I pay for a half hour and check out the budget airline sites. It’s Thursday now. I fly home out of London on Monday. There’s a flight to Lisbon for forty-six euros. One to Milan, and one to somewhere in Croatia! I Google Croatia and look at pictures of rocky beaches and old lighthouses. There are even cheap hotels in the lighthouses. I could stay in a lighthouse. I could do anything!

I know almost nothing about Croatia, so I decide to go there. I pull out my debit card to pay for the ticket, but I notice a new email has popped up in the other window I have open. I toggle over. It’s from Wren. The subject line reads WHERE ARE YOU?

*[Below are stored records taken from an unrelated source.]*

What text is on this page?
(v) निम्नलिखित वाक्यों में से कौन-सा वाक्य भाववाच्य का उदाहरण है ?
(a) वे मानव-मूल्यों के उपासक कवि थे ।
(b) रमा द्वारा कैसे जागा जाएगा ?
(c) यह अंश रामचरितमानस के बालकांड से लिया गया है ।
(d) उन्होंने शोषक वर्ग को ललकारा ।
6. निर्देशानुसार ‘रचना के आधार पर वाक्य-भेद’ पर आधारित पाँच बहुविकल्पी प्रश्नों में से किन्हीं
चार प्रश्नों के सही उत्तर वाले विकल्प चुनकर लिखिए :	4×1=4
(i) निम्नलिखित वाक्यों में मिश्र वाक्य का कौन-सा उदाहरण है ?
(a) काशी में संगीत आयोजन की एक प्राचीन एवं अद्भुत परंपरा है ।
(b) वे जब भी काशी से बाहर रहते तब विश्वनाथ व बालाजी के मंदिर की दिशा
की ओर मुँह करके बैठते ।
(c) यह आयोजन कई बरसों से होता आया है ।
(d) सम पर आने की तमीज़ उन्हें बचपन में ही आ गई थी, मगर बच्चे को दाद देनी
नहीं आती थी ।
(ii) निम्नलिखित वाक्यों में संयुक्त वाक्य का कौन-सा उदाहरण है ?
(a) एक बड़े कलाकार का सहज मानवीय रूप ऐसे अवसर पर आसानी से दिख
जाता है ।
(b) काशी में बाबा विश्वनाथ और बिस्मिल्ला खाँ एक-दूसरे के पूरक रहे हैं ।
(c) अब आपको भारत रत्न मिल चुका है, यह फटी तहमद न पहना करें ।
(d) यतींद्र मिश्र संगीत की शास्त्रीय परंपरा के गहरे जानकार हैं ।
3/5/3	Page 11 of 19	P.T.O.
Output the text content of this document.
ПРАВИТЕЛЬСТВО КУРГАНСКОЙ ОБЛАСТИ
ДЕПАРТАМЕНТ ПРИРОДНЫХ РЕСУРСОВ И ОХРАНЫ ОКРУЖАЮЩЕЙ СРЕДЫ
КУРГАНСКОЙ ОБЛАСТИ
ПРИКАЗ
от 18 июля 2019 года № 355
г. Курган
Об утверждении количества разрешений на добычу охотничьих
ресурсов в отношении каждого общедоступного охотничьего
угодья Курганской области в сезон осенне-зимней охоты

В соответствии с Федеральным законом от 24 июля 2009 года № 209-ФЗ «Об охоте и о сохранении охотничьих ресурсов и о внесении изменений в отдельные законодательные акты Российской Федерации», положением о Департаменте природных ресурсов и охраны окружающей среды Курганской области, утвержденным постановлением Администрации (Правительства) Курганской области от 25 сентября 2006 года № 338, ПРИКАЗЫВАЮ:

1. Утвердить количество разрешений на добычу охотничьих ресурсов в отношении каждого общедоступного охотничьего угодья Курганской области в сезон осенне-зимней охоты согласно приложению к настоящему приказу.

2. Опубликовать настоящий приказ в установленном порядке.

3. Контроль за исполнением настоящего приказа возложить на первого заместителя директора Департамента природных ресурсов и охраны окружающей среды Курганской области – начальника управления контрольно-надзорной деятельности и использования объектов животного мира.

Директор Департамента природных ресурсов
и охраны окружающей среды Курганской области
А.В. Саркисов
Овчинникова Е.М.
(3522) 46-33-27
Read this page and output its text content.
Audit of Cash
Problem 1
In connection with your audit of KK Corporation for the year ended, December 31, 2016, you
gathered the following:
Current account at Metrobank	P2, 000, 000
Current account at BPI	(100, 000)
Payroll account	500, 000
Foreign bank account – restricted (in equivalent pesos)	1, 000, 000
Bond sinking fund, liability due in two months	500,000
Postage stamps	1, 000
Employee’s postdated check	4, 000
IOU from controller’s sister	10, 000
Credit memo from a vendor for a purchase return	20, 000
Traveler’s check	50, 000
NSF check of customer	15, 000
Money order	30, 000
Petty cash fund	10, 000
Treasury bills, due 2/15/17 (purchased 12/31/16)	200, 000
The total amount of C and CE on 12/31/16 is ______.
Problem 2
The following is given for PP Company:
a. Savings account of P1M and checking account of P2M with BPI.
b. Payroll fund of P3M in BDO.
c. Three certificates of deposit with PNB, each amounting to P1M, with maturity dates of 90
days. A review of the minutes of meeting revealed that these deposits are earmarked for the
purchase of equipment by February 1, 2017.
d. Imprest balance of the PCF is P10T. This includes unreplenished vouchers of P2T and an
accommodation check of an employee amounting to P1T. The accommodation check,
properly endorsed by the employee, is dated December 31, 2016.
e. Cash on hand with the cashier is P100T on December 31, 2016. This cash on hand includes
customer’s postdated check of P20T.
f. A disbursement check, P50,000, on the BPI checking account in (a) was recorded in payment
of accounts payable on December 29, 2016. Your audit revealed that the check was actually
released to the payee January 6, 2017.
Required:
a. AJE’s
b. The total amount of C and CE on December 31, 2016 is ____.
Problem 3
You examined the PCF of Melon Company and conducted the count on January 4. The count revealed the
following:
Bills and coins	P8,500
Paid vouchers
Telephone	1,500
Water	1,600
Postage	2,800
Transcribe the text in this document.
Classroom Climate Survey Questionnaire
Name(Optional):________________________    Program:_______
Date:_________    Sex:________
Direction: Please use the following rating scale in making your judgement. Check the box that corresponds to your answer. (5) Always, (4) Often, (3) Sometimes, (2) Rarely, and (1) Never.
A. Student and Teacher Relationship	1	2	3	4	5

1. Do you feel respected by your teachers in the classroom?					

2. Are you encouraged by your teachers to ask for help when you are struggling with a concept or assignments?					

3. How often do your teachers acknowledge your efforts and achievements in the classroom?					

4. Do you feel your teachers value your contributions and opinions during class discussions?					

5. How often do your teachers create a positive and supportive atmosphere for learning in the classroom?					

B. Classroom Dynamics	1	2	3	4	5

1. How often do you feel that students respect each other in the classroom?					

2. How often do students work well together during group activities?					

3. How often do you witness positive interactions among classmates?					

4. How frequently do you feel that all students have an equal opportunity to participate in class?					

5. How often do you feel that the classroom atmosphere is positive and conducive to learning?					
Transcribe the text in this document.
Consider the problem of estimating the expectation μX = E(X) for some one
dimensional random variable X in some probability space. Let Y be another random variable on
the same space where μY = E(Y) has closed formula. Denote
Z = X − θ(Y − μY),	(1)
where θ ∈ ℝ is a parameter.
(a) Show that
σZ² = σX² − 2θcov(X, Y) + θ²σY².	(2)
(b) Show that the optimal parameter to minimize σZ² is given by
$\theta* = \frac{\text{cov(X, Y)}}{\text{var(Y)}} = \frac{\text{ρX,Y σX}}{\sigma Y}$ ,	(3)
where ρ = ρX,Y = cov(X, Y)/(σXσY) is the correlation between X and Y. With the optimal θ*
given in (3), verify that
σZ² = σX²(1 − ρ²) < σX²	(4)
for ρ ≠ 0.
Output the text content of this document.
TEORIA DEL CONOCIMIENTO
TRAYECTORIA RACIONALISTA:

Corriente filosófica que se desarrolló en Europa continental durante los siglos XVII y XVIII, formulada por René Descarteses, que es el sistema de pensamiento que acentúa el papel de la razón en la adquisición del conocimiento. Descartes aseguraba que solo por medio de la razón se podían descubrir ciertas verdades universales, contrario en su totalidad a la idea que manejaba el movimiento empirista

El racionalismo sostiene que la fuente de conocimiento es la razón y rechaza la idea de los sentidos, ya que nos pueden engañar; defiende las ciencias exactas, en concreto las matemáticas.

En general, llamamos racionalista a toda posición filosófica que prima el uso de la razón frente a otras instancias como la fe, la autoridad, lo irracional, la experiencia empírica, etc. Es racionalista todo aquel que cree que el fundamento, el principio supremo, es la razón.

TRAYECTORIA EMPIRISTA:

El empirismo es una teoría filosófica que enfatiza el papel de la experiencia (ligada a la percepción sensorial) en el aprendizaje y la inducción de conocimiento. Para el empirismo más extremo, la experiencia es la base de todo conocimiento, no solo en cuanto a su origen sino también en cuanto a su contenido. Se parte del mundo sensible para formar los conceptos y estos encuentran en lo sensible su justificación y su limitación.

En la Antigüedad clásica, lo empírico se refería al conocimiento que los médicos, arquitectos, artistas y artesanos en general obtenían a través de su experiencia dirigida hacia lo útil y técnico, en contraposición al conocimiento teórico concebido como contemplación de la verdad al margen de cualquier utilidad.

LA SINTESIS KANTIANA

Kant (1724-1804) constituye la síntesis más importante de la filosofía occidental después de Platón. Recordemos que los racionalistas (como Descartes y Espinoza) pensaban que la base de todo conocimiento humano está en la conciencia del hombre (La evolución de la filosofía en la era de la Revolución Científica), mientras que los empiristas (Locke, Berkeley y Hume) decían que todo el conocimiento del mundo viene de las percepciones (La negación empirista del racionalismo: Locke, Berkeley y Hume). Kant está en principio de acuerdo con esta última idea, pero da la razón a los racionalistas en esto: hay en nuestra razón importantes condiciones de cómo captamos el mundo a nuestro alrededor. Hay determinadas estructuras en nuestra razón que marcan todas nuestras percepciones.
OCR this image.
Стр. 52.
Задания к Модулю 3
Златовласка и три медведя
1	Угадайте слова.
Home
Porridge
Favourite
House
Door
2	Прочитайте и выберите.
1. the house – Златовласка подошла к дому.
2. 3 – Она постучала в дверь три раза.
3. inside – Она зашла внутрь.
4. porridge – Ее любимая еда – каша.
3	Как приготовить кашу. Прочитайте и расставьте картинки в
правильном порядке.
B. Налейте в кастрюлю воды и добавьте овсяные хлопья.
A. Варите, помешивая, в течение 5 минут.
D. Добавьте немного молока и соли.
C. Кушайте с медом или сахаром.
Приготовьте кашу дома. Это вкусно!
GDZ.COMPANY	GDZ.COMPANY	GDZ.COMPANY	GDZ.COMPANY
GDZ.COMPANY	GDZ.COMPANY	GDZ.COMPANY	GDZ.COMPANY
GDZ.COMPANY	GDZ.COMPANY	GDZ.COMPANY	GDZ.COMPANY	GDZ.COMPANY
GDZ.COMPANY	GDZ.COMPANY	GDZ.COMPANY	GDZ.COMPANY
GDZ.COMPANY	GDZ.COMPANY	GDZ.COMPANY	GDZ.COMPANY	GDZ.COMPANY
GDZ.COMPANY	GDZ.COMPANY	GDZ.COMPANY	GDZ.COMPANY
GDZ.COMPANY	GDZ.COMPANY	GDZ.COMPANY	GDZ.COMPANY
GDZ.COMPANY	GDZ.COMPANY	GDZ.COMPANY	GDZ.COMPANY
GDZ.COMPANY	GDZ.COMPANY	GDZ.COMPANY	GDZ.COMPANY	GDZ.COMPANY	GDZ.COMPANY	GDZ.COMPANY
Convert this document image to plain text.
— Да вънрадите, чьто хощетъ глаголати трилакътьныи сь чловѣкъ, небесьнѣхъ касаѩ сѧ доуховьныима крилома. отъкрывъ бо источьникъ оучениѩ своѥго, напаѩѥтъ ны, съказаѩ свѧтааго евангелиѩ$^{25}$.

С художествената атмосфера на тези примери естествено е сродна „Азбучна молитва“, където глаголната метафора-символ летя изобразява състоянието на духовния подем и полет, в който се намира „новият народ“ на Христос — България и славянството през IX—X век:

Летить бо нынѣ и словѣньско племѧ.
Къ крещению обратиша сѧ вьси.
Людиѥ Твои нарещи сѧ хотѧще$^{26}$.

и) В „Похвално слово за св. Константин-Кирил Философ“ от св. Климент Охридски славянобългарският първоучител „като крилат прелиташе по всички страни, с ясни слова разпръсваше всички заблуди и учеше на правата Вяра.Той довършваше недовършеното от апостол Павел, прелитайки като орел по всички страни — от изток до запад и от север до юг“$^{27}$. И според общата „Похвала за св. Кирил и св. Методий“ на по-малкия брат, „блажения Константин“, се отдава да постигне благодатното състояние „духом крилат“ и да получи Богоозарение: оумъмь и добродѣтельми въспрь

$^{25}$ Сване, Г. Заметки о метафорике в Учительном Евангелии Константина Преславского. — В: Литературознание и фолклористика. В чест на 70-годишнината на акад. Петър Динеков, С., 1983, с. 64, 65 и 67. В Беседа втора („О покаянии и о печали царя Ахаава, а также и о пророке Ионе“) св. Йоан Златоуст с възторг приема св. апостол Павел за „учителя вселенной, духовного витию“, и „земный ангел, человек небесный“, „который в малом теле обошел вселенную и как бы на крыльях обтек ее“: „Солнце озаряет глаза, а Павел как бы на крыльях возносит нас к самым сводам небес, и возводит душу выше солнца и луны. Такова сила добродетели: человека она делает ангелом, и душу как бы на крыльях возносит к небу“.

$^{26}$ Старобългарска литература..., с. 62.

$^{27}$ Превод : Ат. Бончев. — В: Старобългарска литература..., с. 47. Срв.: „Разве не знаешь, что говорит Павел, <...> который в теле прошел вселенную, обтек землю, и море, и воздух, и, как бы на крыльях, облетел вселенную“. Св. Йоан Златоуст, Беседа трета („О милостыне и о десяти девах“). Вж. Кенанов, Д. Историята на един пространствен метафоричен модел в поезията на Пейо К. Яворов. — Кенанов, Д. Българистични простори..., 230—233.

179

I quickly write back that I’m in Amsterdam. When I said good-bye to Wren and the Oz gang in Paris last week, she was planning on catching a train to Madrid, and Kelly and the crew were heading to Nice, and they were talking about maybe meeting up in Barcelona, so I’m a little surprised when, thirty seconds later, I get an email back from her that reads NO WAY. ME TOO!!!! The message has her cell number.

I’m grinning as I call her. “I knew you were here,” she says. “I could feel it! Where are you?”

“At an Internet café on the Warmoesstraat. Where are you? I thought you were going to Spain!”

“I changed my plans. Winston, how far is Warmoesstraat?” she calls. “Winston’s the cute guy who works here,” she whispers to me. I hear a male voice in the background. Then Wren squeals. “We’re, like, five minutes from each other. Meet me at Dam Square, in front of the white tower thing that looks like a penis.”

I close the browser window, and ten minutes later, I’m hugging Wren like she’s a long-lost relative.

“Boy, that Saint Anthony works fast,” she says.

“I’ll say!”

“So what happened?”

I give her the quick rundown about finding Ana Lucia, almost finding Willem, and deciding not to find him. “So now I’m going to Croatia.”

She looks disappointed. “You are. When?”

“I was going to fly out tomorrow morning. I was just booking my ticket when you called.”

“Oh, stay a few more days. We can explore together. We can rent bikes. Or rent one bike and have the other ride sidesaddle like the Dutch girls do.”

“I already have a bike,” I say. “It’s pink.”

“Does it have a rack on the back where I can sit?”

Her grin is too infectious to resist. “It does.”

“Oh. You have to stay. I’m at a hostel up near the Jordaan. My room is the size of a bathtub, but it’s sweet and the bed’s a double. Come share with me.”

I look up. It is threatening rain again, and it’s freezing for August, and the web said Croatia was mid-eighties and sunny. But Wren is here, and what are the chances of that? She believes in saints. I believe in accidents. I think we basically believe in the same thing.

We get my stuff out of my room at the hostel, where that one guy is now passed out, and move it to her hostel. It’s much cozier than mine, especially since tall-dark-and- grinning Winston is there checking in on us. Upstairs, her bed is covered with guidebooks, not just from Europe but from all over the world.

“What’s all this?”

“Winston loaned them to me. They’re for my bucket list.”

“Bucket list?”

“All the things I want to do before I die.”

That curious cryptic thing Wren said when we first met in Paris comes back to me: I know hospitals. I’ve only known Wren a day and a half, but that’s enough for the thought of losing her to be inconceivable. She must see something on my face, because she gently touches my arm. “Don’t worry, I plan on living a long time.”